One
First I read a tweets and parse into a tweet case class through a map into my parsing function parseTweet
:
val tweets = sc.textFile("/home/gakuo/Documents/bigdata/NintendoTweets").map(parseTweet)
Two
Then I use a function to pair RDD that results into a pair RDD of the form (hashtags, likes)
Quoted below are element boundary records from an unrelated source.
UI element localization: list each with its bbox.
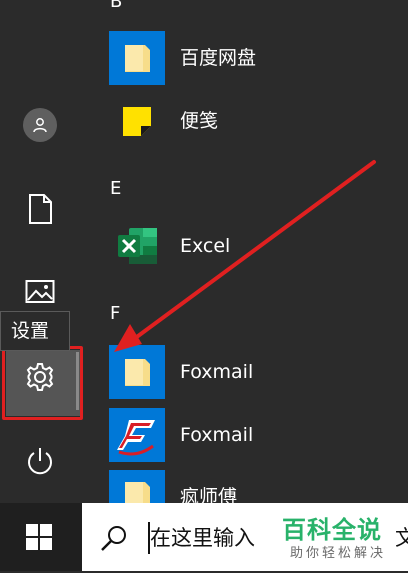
search-trailing-text: 文 [395, 526, 408, 550]
watermark: 百科全说 助你轻松解决 [276, 510, 396, 566]
search-placeholder: 在这里输入 [150, 526, 255, 550]
watermark-title: 百科全说 [282, 516, 382, 544]
watermark-subtitle: 助你轻松解决 [290, 546, 387, 561]
windows-logo-icon [26, 524, 52, 550]
annotation-arrow [114, 160, 376, 352]
start-button[interactable] [0, 503, 78, 571]
search-icon [101, 526, 126, 551]
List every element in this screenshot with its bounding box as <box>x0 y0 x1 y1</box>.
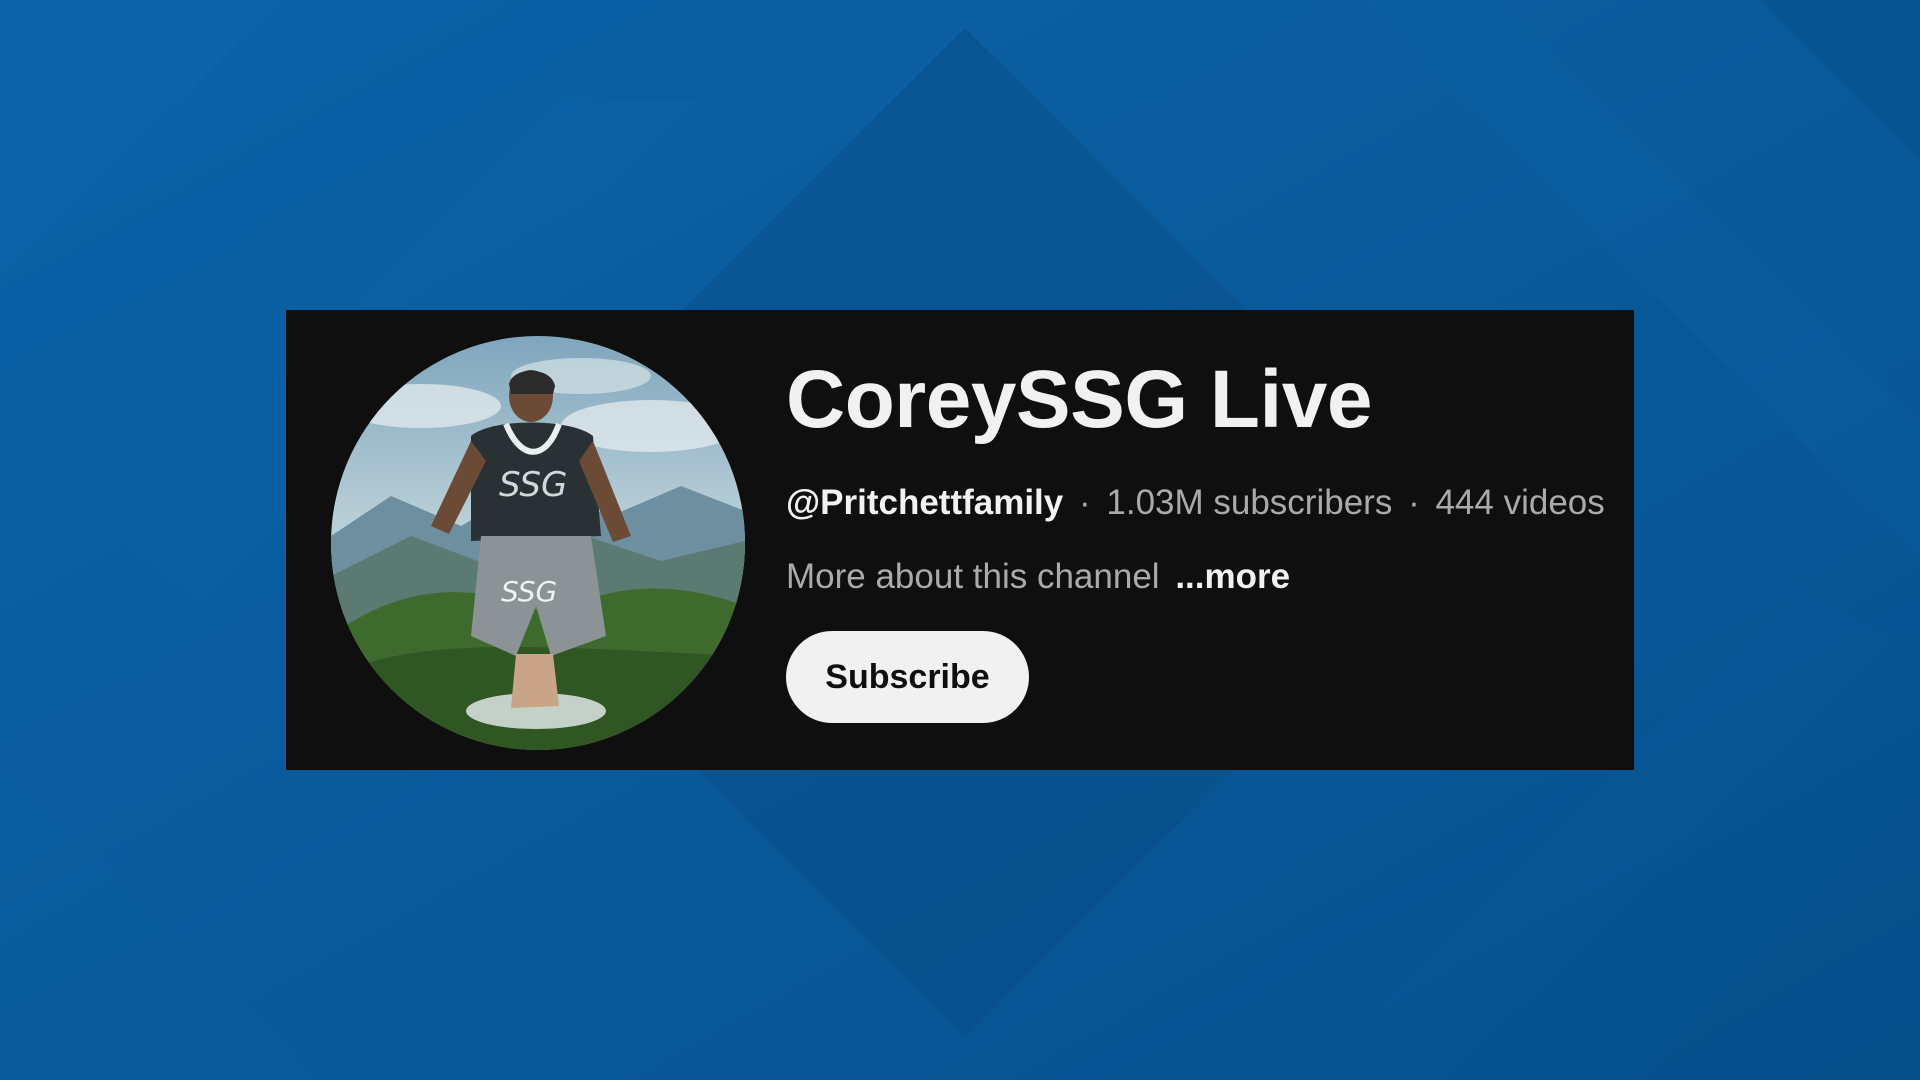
channel-handle[interactable]: @Pritchettfamily <box>786 483 1063 522</box>
svg-text:SSG: SSG <box>499 465 567 505</box>
svg-text:SSG: SSG <box>501 575 557 608</box>
channel-description[interactable]: More about this channel ...more <box>786 556 1606 598</box>
channel-title: CoreySSG Live <box>786 354 1372 445</box>
avatar-photo-icon: SSG SSG <box>331 336 745 750</box>
channel-info: CoreySSG Live @Pritchettfamily · 1.03M s… <box>786 350 1606 598</box>
subscribe-button[interactable]: Subscribe <box>786 631 1029 723</box>
subscriber-count: 1.03M subscribers <box>1106 483 1393 522</box>
more-link[interactable]: ...more <box>1175 557 1290 596</box>
channel-header-card: SSG SSG CoreySSG Live @Pritchettfamily ·… <box>286 310 1634 770</box>
channel-avatar[interactable]: SSG SSG <box>331 336 745 750</box>
meta-separator: · <box>1408 483 1420 522</box>
video-count: 444 videos <box>1435 483 1605 522</box>
channel-meta: @Pritchettfamily · 1.03M subscribers · 4… <box>786 482 1606 524</box>
description-text: More about this channel <box>786 557 1160 596</box>
meta-separator: · <box>1078 483 1091 522</box>
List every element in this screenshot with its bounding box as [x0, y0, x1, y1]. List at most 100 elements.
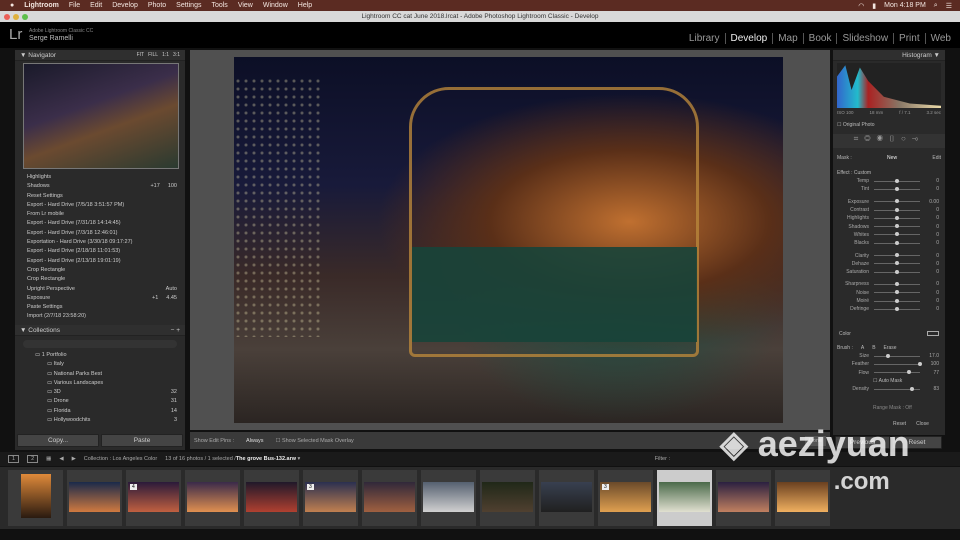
slider-track[interactable]: [874, 207, 920, 212]
navigator-zoom-1:1[interactable]: 1:1: [162, 52, 169, 58]
history-item[interactable]: Export - Hard Drive (2/18/18 11:01:53): [15, 248, 185, 257]
slider-track[interactable]: [874, 199, 920, 204]
history-item[interactable]: Paste Settings: [15, 304, 185, 313]
menu-photo[interactable]: Photo: [148, 2, 166, 9]
menu-view[interactable]: View: [238, 2, 253, 9]
histogram-header[interactable]: Histogram ▼: [833, 50, 945, 61]
slider-track[interactable]: [874, 386, 920, 391]
slider-value[interactable]: 0: [925, 269, 939, 275]
navigator-zoom-fill[interactable]: FILL: [148, 52, 158, 58]
apple-icon[interactable]: ●: [10, 2, 14, 9]
slider-handle[interactable]: [895, 240, 899, 245]
collection-item[interactable]: ▭ Italy: [15, 361, 185, 370]
collection-item[interactable]: ▭ Florida 14: [15, 408, 185, 417]
slider-value[interactable]: 0: [925, 306, 939, 312]
edit-pins-select[interactable]: Always: [246, 438, 263, 444]
menu-list-icon[interactable]: ☰: [946, 2, 952, 10]
menu-window[interactable]: Window: [263, 2, 288, 9]
slider-handle[interactable]: [895, 253, 899, 258]
color-swatch[interactable]: [927, 331, 939, 336]
graduated-filter-icon[interactable]: ▯: [889, 134, 901, 143]
slider-handle[interactable]: [895, 186, 899, 191]
slider-track[interactable]: [874, 290, 920, 295]
filmstrip-thumbnail[interactable]: [480, 470, 535, 526]
close-link[interactable]: Close: [916, 421, 929, 427]
menu-edit[interactable]: Edit: [90, 2, 102, 9]
main-window-button[interactable]: 1: [8, 455, 20, 463]
forward-arrow-icon[interactable]: ▶: [72, 456, 76, 462]
navigator-zoom-3:1[interactable]: 3:1: [173, 52, 180, 58]
history-item[interactable]: Crop Rectangle: [15, 276, 185, 285]
slider-handle[interactable]: [885, 353, 890, 358]
spot-removal-icon[interactable]: ◎: [864, 134, 876, 143]
history-item[interactable]: Export - Hard Drive (2/13/18 19:01:19): [15, 258, 185, 267]
mask-overlay-checkbox[interactable]: ☐ Show Selected Mask Overlay: [275, 438, 353, 444]
module-library[interactable]: Library: [684, 33, 726, 44]
slider-value[interactable]: 0: [925, 281, 939, 287]
slider-track[interactable]: [874, 361, 922, 366]
history-item[interactable]: From Lr mobile: [15, 211, 185, 220]
slider-track[interactable]: [874, 261, 920, 266]
slider-value[interactable]: 0: [925, 215, 939, 221]
crop-tool-icon[interactable]: ⌗: [854, 134, 865, 143]
slider-track[interactable]: [874, 281, 920, 286]
history-item[interactable]: Export - Hard Drive (7/3/18 12:46:01): [15, 230, 185, 239]
filmstrip-thumbnail[interactable]: 4: [126, 470, 181, 526]
selected-filename[interactable]: The grove Bus-132.arw: [236, 456, 296, 462]
slider-value[interactable]: 0: [925, 290, 939, 296]
filmstrip-thumbnail[interactable]: [67, 470, 122, 526]
brush-b-tab[interactable]: B: [872, 345, 875, 351]
slider-track[interactable]: [874, 240, 920, 245]
slider-value[interactable]: 100: [925, 361, 939, 367]
slider-handle[interactable]: [895, 298, 899, 303]
slider-value[interactable]: 0: [925, 298, 939, 304]
menu-help[interactable]: Help: [298, 2, 312, 9]
back-arrow-icon[interactable]: ◀: [59, 456, 63, 462]
filmstrip-thumbnail[interactable]: [185, 470, 240, 526]
close-window-button[interactable]: [4, 14, 10, 20]
mask-edit-button[interactable]: Edit: [932, 155, 941, 161]
filmstrip-thumbnail[interactable]: [362, 470, 417, 526]
add-collection-icon[interactable]: − +: [171, 325, 185, 336]
collections-search[interactable]: [23, 340, 177, 348]
module-slideshow[interactable]: Slideshow: [837, 33, 895, 44]
slider-handle[interactable]: [907, 370, 912, 375]
slider-track[interactable]: [874, 353, 920, 358]
slider-value[interactable]: 0: [925, 253, 939, 259]
slider-track[interactable]: [874, 370, 920, 375]
radial-filter-icon[interactable]: ○: [901, 134, 912, 143]
paste-button[interactable]: Paste: [101, 434, 183, 447]
collection-item[interactable]: ▭ 3D 32: [15, 389, 185, 398]
auto-mask-checkbox[interactable]: ☐ Auto Mask: [873, 378, 902, 384]
filmstrip-thumbnail[interactable]: 3: [598, 470, 653, 526]
slider-handle[interactable]: [895, 261, 899, 266]
slider-value[interactable]: 0: [925, 178, 939, 184]
history-item[interactable]: Export - Hard Drive (7/5/18 3:51:57 PM): [15, 202, 185, 211]
menu-develop[interactable]: Develop: [112, 2, 138, 9]
collections-header[interactable]: ▼ Collections − +: [15, 325, 185, 336]
wifi-icon[interactable]: ◠: [858, 2, 864, 10]
history-item[interactable]: Export - Hard Drive (7/31/18 14:14:45): [15, 220, 185, 229]
module-develop[interactable]: Develop: [726, 33, 774, 44]
menu-app[interactable]: Lightroom: [24, 2, 59, 9]
clock[interactable]: Mon 4:18 PM: [884, 2, 926, 9]
brush-erase-tab[interactable]: Erase: [884, 345, 897, 351]
navigator-preview[interactable]: [23, 63, 179, 169]
slider-value[interactable]: 0: [925, 261, 939, 267]
collection-item[interactable]: ▭ 1 Portfolio: [15, 352, 185, 361]
slider-handle[interactable]: [910, 386, 915, 391]
slider-track[interactable]: [874, 178, 920, 183]
filmstrip-thumbnail[interactable]: 3: [303, 470, 358, 526]
module-web[interactable]: Web: [926, 33, 956, 44]
slider-value[interactable]: 17.0: [925, 353, 939, 359]
main-photo[interactable]: [234, 57, 783, 423]
navigator-zoom-fit[interactable]: FIT: [137, 52, 145, 58]
slider-handle[interactable]: [918, 361, 922, 366]
module-map[interactable]: Map: [773, 33, 804, 44]
copy-button[interactable]: Copy...: [17, 434, 99, 447]
slider-handle[interactable]: [895, 199, 899, 204]
history-item[interactable]: Highlights: [15, 174, 185, 183]
slider-track[interactable]: [874, 269, 920, 274]
collection-item[interactable]: ▭ National Parks Best: [15, 371, 185, 380]
slider-handle[interactable]: [895, 224, 899, 229]
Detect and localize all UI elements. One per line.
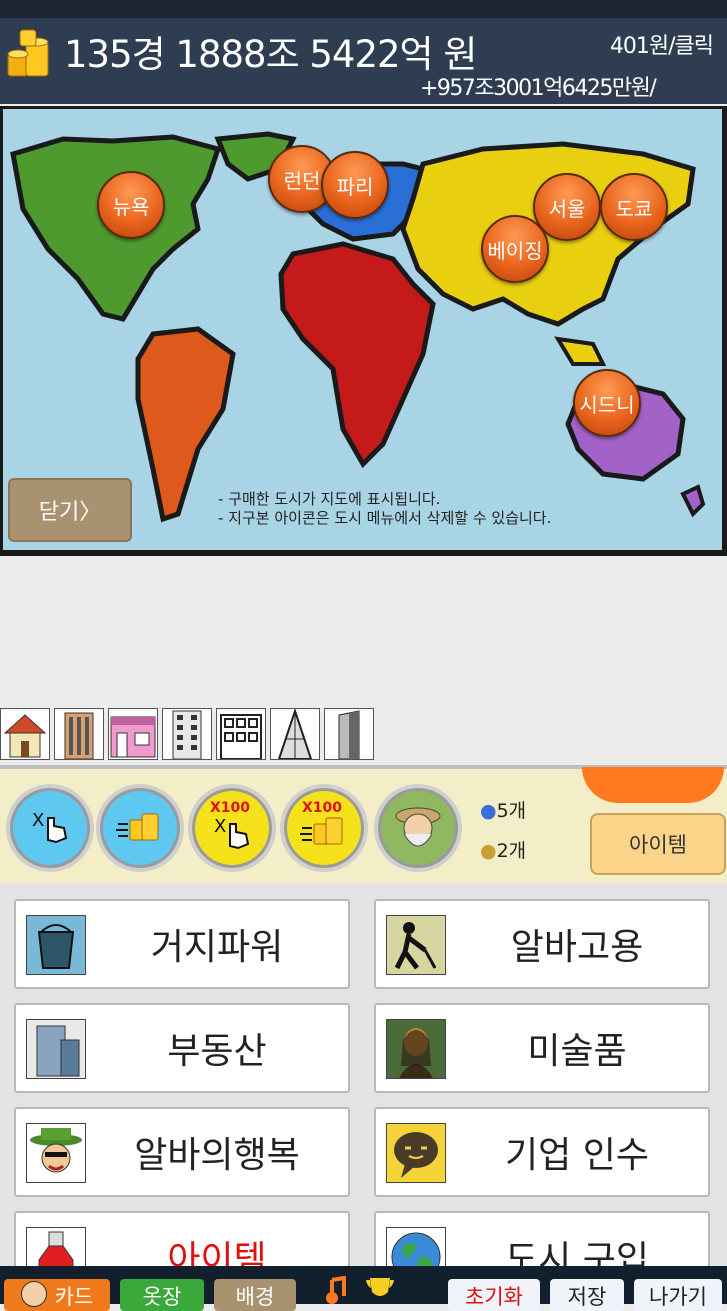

through a map inside toPairRdd:
val pairedRDD = toPairRdd(tweets).persist()
Question
After reading in my RDD in (one) above, does it help to persist it as what follows in (two)is a transformation? I am thinking, since both as lazy, then persisting is actually a waste of memory.
Three
After computing the pairRDD, I want to compute scores of each hashtag:toScores
uses reduceByKey
val scores = toScores(pairedRDD).persist()
Question
I use reduceByKey
. Does this pairRDD method result in shuffling? I have read a paper that states:
"a shuffle can occur when the resulting RDD depends on other elements from the same RDD or another RDD. cogroup, groupWith, join, leftOuterJoin, rightOuterJoin, groupByKey, reduceByKey, combineByKey, distinct, intersection, repartition, coalesce resulting in shuffling. To avoid shuffles for these kinds of operations make sure the transformation follows the same partition as the original RDD"
The same paper also states that reduceByKey
follows the same partition as the original RDD.